*By Jeff Heyck-Williams, the director of curriculum and instruction for Two Rivers Public Charter School*

When I visited a 5th grade class recently, the students were tackling the following problem:

If there are nine people in a room and every person shakes hands exactly once with each of the other people, how many handshakes will there be? How can you prove your answer is correct using a model or numerical explanation?

There were students on the rug modeling people with Unifix cubes. There were kids at one table vigorously shaking each other’s hand. There were kids at another table writing out a diagram with numbers. At yet another table, students were working on creating a numeric expression. What was common across this class was that all of the students were productively grappling around the problem.

On a different day, I was out at recess with a group of kindergartners who got into an argument over a vigorous game of tag. Several kids were arguing about who should be “it.” Many of them insisted that they hadn’t been tagged. They all agreed that they had a problem. With the assistance of the teacher, they walked through a process of identifying what they knew about the problem and how best to solve it. They grappled with this very real problem to come to a solution that all could agree upon.

Then just last week, I had the pleasure of watching a culminating showcase of learning for our 8th graders. They presented to their families about their project exploring the role that genetics plays in our society. Tackling the problem of how we should or should not regulate gene research and editing in the human population, students explored both the history and scientific concerns about genetics and the ethics of gene editing. Each student developed arguments about how we as a country should proceed in the burgeoning field of human genetics, which they took to Capitol Hill to share with legislators. Through the process, students read complex text to build their knowledge, identified the underlying issues and questions, and developed unique solutions to this very real problem.

Problem-solving is at the heart of each of these scenarios and is an essential set of skills our students need to develop. They need the abilities to think critically and solve challenging problems without a roadmap to solutions. At Two Rivers Public Charter School in the District of Columbia, we have found that one of the most powerful ways to build these skills in students is through the use of a common set of steps for problem-solving. These steps, when used regularly, become a flexible cognitive routine for students to apply to problems across the curriculum and their lives.

## The Problem-Solving Routine

At Two Rivers, we use a fairly simple routine for problem-solving that has five basic steps. The power of this structure is that it becomes a routine that students are able to use regularly across multiple contexts. The first three steps are implemented before problem-solving. Students use one step during problem-solving. Finally, they finish with a reflective step after problem-solving.

*Problem Solving from Two Rivers Public Charter School on Vimeo.*

## Before Problem-Solving: The KWI

The three steps before problem-solving: We call them the K-W-I.

The “K” stands for “know” and requires students to identify what they already know about a problem. The goal in this step of the routine is two-fold. First, the student needs to analyze the problem and identify what is happening within the context of the problem. For example, in the math problem above, students identify that they know there are nine people and each person must shake hands with each other person. Second, the student needs to activate their background knowledge about that context or other similar problems. In the case of the handshake problem, students may recognize that this seems like a situation in which they will need to add or multiply.

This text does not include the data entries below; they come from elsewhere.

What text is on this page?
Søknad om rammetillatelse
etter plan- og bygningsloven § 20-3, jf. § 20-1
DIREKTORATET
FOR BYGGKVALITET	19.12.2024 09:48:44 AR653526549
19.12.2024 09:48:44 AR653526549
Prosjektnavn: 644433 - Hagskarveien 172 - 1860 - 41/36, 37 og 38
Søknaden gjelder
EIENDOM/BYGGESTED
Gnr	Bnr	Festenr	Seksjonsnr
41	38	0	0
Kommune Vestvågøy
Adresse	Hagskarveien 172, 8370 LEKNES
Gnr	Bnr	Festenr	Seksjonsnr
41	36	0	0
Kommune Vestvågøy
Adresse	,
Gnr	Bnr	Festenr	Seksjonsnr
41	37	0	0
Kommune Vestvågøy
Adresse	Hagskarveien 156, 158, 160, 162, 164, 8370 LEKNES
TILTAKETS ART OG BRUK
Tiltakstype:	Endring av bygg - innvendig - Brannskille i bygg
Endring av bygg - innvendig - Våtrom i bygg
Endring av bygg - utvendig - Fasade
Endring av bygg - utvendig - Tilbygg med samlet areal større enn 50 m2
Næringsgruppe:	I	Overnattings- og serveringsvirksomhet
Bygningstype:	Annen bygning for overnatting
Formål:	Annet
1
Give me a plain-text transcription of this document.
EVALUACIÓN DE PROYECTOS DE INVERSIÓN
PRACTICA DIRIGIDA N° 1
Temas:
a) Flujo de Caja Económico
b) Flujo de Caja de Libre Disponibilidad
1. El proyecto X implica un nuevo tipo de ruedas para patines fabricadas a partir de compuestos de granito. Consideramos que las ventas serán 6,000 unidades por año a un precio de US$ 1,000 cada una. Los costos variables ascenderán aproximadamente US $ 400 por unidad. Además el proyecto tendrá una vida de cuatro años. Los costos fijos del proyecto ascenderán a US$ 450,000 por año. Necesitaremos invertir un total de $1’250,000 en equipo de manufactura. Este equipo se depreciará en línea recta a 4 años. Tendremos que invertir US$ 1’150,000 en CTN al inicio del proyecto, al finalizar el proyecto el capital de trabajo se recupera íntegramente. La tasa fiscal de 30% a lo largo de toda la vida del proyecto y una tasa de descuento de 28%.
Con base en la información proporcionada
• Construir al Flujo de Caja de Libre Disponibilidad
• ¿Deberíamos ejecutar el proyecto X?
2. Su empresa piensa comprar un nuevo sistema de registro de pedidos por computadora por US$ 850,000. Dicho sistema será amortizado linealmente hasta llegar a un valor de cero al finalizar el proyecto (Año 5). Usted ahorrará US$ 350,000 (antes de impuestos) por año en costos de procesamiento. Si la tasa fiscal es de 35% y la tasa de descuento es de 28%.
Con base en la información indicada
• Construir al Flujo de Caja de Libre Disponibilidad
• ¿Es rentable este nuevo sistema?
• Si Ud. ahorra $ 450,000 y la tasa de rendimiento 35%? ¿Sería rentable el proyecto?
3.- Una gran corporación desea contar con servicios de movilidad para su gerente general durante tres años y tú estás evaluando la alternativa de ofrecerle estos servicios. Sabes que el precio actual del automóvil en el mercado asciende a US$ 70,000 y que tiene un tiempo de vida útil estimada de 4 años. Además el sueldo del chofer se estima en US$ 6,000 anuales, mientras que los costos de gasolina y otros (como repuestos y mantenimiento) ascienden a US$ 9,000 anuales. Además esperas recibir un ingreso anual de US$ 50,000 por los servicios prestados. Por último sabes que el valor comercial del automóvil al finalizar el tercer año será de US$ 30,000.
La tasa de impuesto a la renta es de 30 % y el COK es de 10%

The “W” stands for “what” a student needs to find out to solve the problem. At this point in the routine, the student always must identify the core question that is being asked in a problem or task. However, it may also include other questions that help a student access and understand a problem more deeply. For example, in addition to identifying that they need to determine how many handshakes in the math problem, students may also identify that they need to determine how many handshakes each individual person has or how to organize their work to make sure that they count the handshakes correctly.

The “I” stands for “ideas” and refers to ideas that a student brings to the table to solve a problem effectively. In this portion of the routine, students list the strategies that they will use to solve a problem. In the example from the math class, this step involved all of the different ways that students tackled the problem from Unifix cubes to creating mathematical expressions.

This KWI routine before problem-solving sets students up to actively engage in solving problems by ensuring they understand the problem and have some ideas about where to start in solving the problem. Two remaining steps are equally important during and after problem-solving.

## During Problem-Solving: The Metacognitive Moment

The step that occurs during problem-solving is a metacognitive moment. We ask students to deliberately pause in their problem-solving and answer the following questions: “Is the path I’m on to solve the problem working?” and “What might I do to either stay on a productive path or readjust my approach to get on a productive path?” At this point in the process, students may hear from other students that have had a breakthrough or they may go back to their KWI to determine if they need to reconsider what they know about the problem. By naming explicitly to students that part of problem-solving is monitoring our thinking and process, we help them become more thoughtful problem-solvers.

## After Problem-Solving: Evaluating Solutions

As a final step, after students solve the problem, they evaluate both their solutions and the process that they used to arrive at those solutions. They look back to determine if their solution accurately solved the problem, and when time permits, they also consider if their path to a solution was efficient and how it compares with other students’ solutions.

The power of teaching students to use this routine is that they develop a habit of mind to analyze and tackle problems wherever they find them. This empowers students to be the problem-solvers that we know they can become.